В-третьих, знакомая незнакомка казалась… жестче, что ли?.. Старше?.. Да, пожалуй, немного старше. Может, кто другой и не заметил бы — но только не Альфонс.

И все же, как похожа… как похожа… Как будто отражение в не слишком искусно сделанном зеркале, искаженное, но тем не менее — отражение родного лица. Сердце все равно забилось чаще, голова стала пустой, словно ее продуло вдруг холодным ветром.
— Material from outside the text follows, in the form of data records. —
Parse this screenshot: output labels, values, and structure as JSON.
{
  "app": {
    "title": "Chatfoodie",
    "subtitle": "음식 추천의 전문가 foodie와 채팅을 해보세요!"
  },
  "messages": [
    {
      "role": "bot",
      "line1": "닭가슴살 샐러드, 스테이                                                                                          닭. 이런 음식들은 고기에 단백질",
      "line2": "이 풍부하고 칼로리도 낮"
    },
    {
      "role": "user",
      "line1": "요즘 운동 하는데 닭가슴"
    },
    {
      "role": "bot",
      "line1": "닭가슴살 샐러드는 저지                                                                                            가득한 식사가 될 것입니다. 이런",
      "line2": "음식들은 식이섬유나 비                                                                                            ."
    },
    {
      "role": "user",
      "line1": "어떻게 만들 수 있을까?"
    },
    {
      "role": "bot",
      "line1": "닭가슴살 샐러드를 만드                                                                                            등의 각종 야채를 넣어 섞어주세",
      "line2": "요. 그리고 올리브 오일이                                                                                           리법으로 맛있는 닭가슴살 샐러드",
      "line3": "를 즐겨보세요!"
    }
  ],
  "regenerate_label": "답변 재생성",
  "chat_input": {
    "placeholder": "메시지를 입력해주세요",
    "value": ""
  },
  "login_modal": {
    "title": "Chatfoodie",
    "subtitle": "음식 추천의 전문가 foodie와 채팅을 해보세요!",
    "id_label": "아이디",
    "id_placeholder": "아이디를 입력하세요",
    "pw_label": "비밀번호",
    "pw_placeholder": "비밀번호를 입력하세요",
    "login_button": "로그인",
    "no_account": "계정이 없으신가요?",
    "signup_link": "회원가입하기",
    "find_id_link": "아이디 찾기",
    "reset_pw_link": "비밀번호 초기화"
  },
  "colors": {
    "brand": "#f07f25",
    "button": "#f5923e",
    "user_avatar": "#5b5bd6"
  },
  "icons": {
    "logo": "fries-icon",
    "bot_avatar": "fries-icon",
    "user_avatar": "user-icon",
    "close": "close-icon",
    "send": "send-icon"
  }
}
Вторую женщину — ту, которой, в виду явной беременности, уступили кресло, — Альфонс тоже узнал сразу. Только и разницы, что кожа смуглее, кудри не черные, а темно-каштановые, да глаза… серьезнее, что ли?.. И почему-то не прячется даже в уголках рта такая обычная для Мари ироничная улыбка. Где она ее в этом мире потеряла?.. Наверное, там же, где и отвращение к браку и деторождению.